Desde que os primeiros empreiteiros foram presos em decorrência da Lava Jato, em novembro de 2014, até junho passado, Lula não recebeu mais nenhuma palestra nem participou de nenhuma viagem paga por essas empresas (…)”

Juntemos, então, as peças desse quebra-cabeças.

Peça 1 – FHC reconhece que empreiteiras envolvidas na Lava Jato o contrataram para palestras, assim como a Lula.

Peça 2 – As empreiteiras envolvidas na Lava Jato pararam de contratar as palestras de Lula após o início da Operação policial.

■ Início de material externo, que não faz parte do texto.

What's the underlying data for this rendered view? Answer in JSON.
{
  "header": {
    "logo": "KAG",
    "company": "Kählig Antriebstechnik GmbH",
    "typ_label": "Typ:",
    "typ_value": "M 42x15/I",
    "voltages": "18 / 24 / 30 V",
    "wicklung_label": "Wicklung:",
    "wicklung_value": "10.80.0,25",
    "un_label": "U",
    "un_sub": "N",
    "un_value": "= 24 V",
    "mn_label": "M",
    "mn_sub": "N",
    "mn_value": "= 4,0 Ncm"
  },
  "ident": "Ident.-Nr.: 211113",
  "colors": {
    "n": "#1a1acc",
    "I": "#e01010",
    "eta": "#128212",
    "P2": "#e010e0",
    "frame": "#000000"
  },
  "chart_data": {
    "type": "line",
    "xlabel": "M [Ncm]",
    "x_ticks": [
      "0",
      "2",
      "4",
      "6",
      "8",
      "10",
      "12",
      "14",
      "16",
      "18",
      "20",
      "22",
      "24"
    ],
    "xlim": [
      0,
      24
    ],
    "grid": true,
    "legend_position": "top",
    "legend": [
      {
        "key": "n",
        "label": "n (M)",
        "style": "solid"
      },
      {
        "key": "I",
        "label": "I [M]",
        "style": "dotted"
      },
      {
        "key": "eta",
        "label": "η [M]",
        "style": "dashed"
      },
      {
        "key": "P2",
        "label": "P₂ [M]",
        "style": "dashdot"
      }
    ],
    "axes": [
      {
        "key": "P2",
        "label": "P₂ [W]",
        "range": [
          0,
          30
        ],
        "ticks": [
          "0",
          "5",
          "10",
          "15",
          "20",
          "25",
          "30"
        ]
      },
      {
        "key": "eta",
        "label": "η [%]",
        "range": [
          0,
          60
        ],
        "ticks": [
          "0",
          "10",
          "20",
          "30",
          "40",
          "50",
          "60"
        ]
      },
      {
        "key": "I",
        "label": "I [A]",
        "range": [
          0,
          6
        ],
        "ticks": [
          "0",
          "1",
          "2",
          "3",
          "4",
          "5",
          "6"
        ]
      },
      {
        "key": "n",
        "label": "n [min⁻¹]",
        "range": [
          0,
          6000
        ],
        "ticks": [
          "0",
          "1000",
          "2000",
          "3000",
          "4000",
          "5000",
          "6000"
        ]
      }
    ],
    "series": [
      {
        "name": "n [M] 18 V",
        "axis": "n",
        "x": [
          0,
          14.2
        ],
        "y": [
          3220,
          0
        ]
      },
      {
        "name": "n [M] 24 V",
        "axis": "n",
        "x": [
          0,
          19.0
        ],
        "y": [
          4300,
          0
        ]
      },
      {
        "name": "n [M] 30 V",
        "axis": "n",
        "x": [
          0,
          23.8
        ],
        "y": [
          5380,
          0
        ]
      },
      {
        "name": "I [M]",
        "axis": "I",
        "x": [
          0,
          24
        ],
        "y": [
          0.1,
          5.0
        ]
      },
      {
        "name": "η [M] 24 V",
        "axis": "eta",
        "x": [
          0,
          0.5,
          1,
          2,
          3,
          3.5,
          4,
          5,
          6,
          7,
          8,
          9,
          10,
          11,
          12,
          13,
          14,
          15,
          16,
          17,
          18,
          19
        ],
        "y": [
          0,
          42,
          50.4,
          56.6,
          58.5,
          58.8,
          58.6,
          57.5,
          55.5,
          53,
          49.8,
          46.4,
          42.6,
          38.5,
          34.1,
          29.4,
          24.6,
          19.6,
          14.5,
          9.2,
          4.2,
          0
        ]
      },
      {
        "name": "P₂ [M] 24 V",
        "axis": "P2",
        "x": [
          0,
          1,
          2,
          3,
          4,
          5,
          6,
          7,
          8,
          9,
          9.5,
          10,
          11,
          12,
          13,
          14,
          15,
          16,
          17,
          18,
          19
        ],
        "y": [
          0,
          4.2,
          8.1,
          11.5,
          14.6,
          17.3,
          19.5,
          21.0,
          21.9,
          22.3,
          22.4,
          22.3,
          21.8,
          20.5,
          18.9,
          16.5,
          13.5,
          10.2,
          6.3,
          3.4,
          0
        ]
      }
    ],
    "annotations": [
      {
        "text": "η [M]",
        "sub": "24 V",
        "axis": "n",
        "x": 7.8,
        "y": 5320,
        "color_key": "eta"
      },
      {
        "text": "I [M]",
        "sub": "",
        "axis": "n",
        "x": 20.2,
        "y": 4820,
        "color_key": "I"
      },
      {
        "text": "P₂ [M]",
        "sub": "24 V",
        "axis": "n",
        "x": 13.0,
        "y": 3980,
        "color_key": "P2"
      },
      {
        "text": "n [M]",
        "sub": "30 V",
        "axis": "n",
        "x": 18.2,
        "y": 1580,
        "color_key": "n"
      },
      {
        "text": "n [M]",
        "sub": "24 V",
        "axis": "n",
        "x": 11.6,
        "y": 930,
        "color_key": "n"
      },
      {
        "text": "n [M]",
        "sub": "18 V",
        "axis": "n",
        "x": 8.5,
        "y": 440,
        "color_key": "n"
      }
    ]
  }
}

Peça 3 – A Folha de São Paulo insinua que interrupção da contratação de palestras de Lula pelas empreiteiras envolvidas na Lava Jato, implicam o ex-presidente.

Agora, recorramos à lógica. Para que a interrupção da contratação de palestras de Lula pelas empreiteiras envolvidas na Lava sinalize o que a Folha quer, essas empreiteiras teriam que ter continuado a contratar as palestras de FHC.

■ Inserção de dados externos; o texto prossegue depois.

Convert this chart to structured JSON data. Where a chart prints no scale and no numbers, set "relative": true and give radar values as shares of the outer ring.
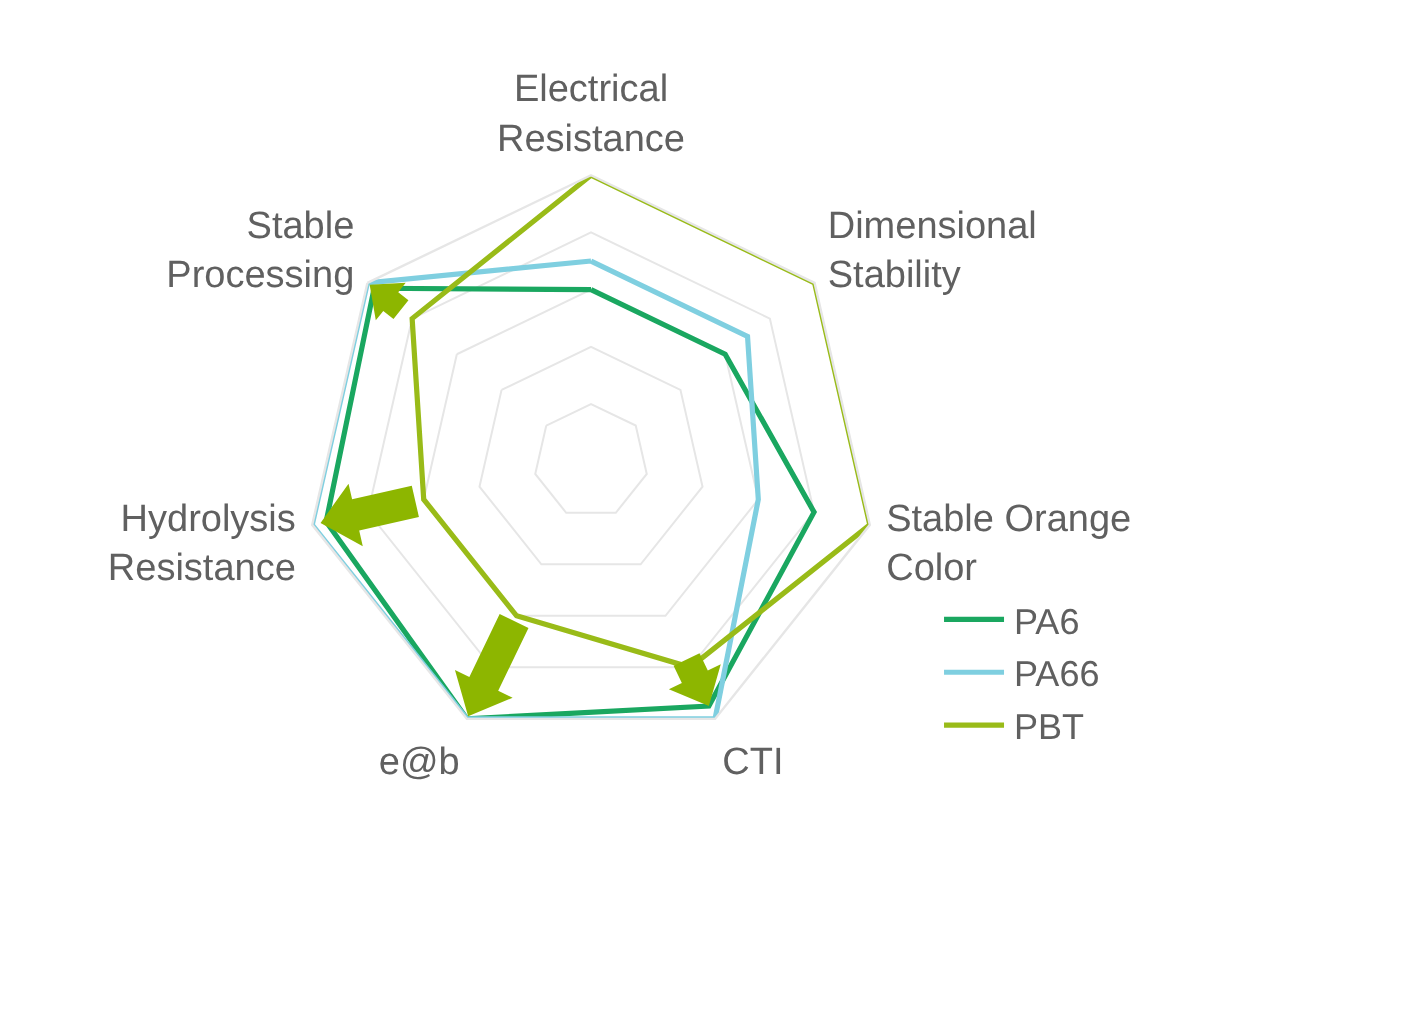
{
  "chart_data": {
    "type": "radar",
    "categories": [
      "Electrical Resistance",
      "Dimensional Stability",
      "Stable Orange Color",
      "CTI",
      "e@b",
      "Hydrolysis Resistance",
      "Stable Processing"
    ],
    "relative": true,
    "grid": true,
    "legend": "bottom right",
    "series": [
      {
        "name": "PA6",
        "color": "#1aa760",
        "values": [
          0.6,
          0.6,
          0.8,
          0.95,
          1,
          0.95,
          0.97
        ]
      },
      {
        "name": "PA66",
        "color": "#7fcfe0",
        "values": [
          0.7,
          0.7,
          0.6,
          1,
          1,
          1,
          1
        ]
      },
      {
        "name": "PBT",
        "color": "#99bb18",
        "values": [
          1,
          1,
          1,
          0.8,
          0.6,
          0.6,
          0.8
        ]
      }
    ]
  }
}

Explico: a tese que a Folha quer empurrar aos seus leitores é a de que as empreiteiras pararam de contratar palestras de Lula por medo. Com as investigações das empresas a todo vapor, elas teriam tido que parar de “subornar” o ex-presidente. Mas como a contratação de palestras de FHC pelas mesmas empreiteiras não teria – na visão da mídia tucana – problemas, então elas deveriam continuar a ser contratadas, certo?

Não é o que acontece. As empreiteiras envolvidas na Lava Jato tampouco continuaram contratando palestras de FHC após o início da investigação e da prisão dos principais executivos dessas empresas. Na verdade, essas empresas estão semiparalisadas, sofrem problemas sérios de caixa, de imagem, enfim, a Lava Jato as está desmontando peça por peça.

A acusação tácita (pero no mucho) da Folha a Lula é mais uma da série de invenções que o jornal vem disparando diuturnamente contra o ex-presidente – o que não ocorreu de forma sequer parecida com FHC nem quando ele, ao fim do seu governo, usou o Palácio do Planalto para extorquir várias das empresas hoje envolvidas na Lava Jato.

Apesar da indignação que essa armação da Folha causa, para Lula ela não chega a ser ruim. Denota que ele ainda inspira terror no coração da direita brasileira, que não se cansa de dizer que ele estaria “morto” apesar de não parar de bombardeá-lo, deixando claro que acha que ele está longe de ter sido anulado politicamente.

Aliás, este blogueiro concorda plenamente com essa tese que a Folha e o resto da mídia tucana acalentam, mas que, obviamente, não confessariam nem sob tortura.